Extremely thin and flexible, fast, strong and good at various games, she tried almost all of athletics’ disciplines, including javelin and shot put, before she found her vocation in the high jump.

Gabrilyan stayed close at hand for the next 10 years, including when she took the silver medal at the 2009 IAAF World Youth Championships and the gold medal at the 2010 Youth Olympic Games.

On the Russian team’s return from Singapore, it was the erudite and intelligent Kuchina who had to make speeches at all the official meetings, including at the president’s reception. It was much harder than jumping, as Mariya mentioned, but she managed to stand the pressure.

Later in 2010, after such experiences, Gabrilyan considered that it was the right moment for him to let go and for Kuchina to go her own way.

At 17, Kuchina went to university in Volgograd and joined the renowned group of Boris Gorkov, the former coach of 2004 Olympic champion Yelena Slesarenko.

Missing Moscow

However, despite winning the 2011 European junior title and jumping a world junior indoor record of 1.97m in early 2011, Kuchina wasn’t comfortable with Gorkov as her mentor and in 2012 she returned to be coached by Gabrilyan again, who by now had left teaching to become a professional coach.

“Even at 17, she could understand the difference between just fame and real human relationships," said Gabrilyan. "Among her friends back home, she would never show that she is kind of more successful than they are. And she immediately forgot about all her medals as soon as we started training."

They – both Kuchina and Gabrilyan – don’t like to talk about the reasons why it did not work out with Gorkov, but it is noticeable that in the summer of 2012 her results had stagnated and she didn’t make the Olympic team.
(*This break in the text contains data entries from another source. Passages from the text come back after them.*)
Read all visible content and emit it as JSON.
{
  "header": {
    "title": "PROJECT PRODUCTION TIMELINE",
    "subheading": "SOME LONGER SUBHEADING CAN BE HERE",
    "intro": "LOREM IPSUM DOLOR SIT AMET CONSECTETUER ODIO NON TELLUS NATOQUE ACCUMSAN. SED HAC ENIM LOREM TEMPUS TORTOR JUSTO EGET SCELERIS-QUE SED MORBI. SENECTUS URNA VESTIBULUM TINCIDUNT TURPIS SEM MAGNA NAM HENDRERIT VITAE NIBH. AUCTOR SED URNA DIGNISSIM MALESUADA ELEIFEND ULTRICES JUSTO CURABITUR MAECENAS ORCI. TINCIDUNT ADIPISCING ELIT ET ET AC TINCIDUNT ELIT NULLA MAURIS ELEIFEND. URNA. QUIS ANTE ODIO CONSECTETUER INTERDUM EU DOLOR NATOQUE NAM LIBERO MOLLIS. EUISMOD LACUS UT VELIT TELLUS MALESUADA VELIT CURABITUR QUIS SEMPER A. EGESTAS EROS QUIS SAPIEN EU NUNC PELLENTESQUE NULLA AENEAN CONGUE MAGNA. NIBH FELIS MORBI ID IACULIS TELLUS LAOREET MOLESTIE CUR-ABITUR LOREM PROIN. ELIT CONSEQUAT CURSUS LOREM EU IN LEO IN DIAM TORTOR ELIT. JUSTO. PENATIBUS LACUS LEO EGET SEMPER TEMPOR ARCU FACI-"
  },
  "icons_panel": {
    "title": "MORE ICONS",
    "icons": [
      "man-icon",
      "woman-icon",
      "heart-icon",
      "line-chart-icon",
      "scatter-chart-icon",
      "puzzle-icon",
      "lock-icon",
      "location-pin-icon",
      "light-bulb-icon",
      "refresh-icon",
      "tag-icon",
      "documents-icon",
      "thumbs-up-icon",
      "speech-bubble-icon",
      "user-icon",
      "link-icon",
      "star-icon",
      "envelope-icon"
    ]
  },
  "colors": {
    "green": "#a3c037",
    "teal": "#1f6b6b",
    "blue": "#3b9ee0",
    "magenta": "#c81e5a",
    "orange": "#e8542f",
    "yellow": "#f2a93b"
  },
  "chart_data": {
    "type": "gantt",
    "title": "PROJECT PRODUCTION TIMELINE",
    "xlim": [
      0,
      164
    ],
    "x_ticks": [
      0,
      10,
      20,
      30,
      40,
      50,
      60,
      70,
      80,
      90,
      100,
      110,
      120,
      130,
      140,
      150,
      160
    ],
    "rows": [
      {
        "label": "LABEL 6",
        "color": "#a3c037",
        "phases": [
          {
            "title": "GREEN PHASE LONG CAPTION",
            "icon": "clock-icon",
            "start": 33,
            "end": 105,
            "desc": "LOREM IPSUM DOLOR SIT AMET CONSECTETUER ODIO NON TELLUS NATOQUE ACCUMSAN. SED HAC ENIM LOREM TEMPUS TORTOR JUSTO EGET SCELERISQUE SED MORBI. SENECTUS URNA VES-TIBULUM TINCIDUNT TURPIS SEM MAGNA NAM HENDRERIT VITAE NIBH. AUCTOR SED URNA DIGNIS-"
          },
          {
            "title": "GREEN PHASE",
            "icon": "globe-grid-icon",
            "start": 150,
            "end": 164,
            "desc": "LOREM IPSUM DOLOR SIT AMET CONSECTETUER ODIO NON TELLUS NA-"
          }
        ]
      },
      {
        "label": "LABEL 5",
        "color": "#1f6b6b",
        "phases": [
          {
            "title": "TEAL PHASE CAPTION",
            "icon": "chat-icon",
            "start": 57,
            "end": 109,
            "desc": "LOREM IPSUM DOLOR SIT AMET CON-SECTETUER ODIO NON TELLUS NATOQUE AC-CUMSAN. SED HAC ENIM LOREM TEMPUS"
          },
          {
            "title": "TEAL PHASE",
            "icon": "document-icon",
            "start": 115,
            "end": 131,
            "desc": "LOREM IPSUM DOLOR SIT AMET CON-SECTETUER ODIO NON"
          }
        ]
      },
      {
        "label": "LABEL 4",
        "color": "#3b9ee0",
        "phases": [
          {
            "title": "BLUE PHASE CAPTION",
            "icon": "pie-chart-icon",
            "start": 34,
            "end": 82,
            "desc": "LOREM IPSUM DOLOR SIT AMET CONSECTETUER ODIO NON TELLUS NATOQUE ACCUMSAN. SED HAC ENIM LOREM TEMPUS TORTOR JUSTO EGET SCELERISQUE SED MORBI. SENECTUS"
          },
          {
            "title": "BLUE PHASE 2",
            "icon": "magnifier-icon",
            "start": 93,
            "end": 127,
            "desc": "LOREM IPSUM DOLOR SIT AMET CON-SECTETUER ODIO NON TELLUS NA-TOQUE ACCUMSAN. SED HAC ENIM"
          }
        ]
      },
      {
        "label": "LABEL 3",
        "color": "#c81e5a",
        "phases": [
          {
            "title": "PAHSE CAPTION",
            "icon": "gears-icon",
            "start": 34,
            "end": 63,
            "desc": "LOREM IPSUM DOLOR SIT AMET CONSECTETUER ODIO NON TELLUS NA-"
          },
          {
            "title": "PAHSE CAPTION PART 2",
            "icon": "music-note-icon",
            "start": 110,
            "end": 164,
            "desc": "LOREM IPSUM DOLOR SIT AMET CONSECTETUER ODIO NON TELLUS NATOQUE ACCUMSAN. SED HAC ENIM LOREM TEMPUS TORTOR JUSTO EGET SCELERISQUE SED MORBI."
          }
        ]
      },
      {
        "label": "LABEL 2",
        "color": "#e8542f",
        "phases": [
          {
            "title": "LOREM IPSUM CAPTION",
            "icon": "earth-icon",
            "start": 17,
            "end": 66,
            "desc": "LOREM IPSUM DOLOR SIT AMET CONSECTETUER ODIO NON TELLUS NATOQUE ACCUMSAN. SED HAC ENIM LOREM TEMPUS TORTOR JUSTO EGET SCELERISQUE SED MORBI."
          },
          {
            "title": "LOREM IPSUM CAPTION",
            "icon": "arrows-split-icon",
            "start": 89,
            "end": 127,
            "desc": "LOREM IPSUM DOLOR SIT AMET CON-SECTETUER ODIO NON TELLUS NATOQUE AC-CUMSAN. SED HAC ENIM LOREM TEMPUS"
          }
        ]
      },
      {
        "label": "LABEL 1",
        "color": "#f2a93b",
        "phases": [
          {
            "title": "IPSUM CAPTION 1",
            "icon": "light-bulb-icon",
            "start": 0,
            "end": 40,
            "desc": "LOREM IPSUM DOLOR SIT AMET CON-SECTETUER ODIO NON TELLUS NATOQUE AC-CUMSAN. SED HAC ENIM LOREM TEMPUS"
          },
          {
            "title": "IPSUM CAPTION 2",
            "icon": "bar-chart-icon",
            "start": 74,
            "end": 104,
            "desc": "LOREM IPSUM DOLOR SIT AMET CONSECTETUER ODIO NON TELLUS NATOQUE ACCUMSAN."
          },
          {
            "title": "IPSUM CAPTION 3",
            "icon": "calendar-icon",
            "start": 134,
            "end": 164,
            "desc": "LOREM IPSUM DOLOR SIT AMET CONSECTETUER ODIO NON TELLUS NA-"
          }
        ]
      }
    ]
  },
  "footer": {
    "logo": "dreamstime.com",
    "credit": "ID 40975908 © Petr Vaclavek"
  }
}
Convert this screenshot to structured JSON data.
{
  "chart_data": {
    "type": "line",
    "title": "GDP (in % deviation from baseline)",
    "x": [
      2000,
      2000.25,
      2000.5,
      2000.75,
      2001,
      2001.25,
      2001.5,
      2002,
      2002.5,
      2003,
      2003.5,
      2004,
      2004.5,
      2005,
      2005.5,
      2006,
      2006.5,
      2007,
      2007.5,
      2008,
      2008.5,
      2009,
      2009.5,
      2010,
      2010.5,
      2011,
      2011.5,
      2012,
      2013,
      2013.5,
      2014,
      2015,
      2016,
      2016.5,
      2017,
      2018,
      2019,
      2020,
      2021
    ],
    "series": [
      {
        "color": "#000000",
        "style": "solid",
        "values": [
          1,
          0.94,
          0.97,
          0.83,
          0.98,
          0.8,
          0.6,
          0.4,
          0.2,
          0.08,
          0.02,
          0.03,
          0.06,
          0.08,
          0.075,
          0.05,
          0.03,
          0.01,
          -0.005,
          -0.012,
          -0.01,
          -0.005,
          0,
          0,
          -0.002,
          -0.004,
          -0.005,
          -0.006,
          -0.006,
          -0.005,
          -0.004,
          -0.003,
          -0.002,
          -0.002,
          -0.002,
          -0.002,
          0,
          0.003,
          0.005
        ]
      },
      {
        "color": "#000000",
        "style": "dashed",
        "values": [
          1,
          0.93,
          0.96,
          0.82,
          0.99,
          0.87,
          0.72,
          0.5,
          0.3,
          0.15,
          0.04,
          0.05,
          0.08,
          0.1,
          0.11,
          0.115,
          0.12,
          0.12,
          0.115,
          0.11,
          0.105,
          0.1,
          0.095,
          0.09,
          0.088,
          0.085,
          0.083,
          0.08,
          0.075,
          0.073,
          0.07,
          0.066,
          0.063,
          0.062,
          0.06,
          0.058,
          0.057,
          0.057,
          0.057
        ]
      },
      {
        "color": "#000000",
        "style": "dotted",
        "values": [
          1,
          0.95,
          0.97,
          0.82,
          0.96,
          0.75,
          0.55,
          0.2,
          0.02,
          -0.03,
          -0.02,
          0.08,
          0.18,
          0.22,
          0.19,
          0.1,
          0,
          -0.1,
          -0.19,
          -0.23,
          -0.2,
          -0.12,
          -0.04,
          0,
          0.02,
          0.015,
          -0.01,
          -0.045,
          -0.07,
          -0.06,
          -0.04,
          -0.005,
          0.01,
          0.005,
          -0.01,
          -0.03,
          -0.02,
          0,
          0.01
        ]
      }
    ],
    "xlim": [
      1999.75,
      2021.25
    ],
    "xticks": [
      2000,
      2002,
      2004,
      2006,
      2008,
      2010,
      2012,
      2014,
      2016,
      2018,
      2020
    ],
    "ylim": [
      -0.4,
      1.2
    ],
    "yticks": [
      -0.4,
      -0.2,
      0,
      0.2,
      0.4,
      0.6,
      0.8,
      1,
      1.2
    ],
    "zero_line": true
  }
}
The frustrations didn’t end there. She took second place at the World University Games on home soil in Kazan, and her equal fourth-place finish at the Russian Championships two weeks later meant that she was not included in Russia’s World Championships team.

“The fact that I did not qualify for the home Worlds, despite winning the European Team Championships title that spring, made me really upset,” commented Kuchina.

“I could not make myself watch the Moscow Champs on TV. In the end, I watched only the women’s high jump. During all other competitions, I preferred to go training myself."

“She has been ready for a two-metre jump for several years already, but all the time something stopped her," added Gabrilyan, with a smile.

So, was it a special day for her when she first cleared two metres, a height which came in Chelyabinsk on 16 January?

“I was very happy of course, but it did not feel like the highest point in my career,” said Kuchina.

Her initial aim is to peak at Rio 2016.

Kuchina, of course, realises how hard it will be make any national team thanks to the presence of Olympic champion Chicherova and world champion Shkolina, neither of whom look like hanging up their spikes anytime soon.

However, she just tries to put such things out of her mind and tries to relax mentally and let things go.

“I am reading now The Little Prince by Saint-Exupery,” revealed Kuchina about one of her hobbies.

Rather appropriately, the central figure is a small boy who can fly high, which indeed is good reading for a young high jumper.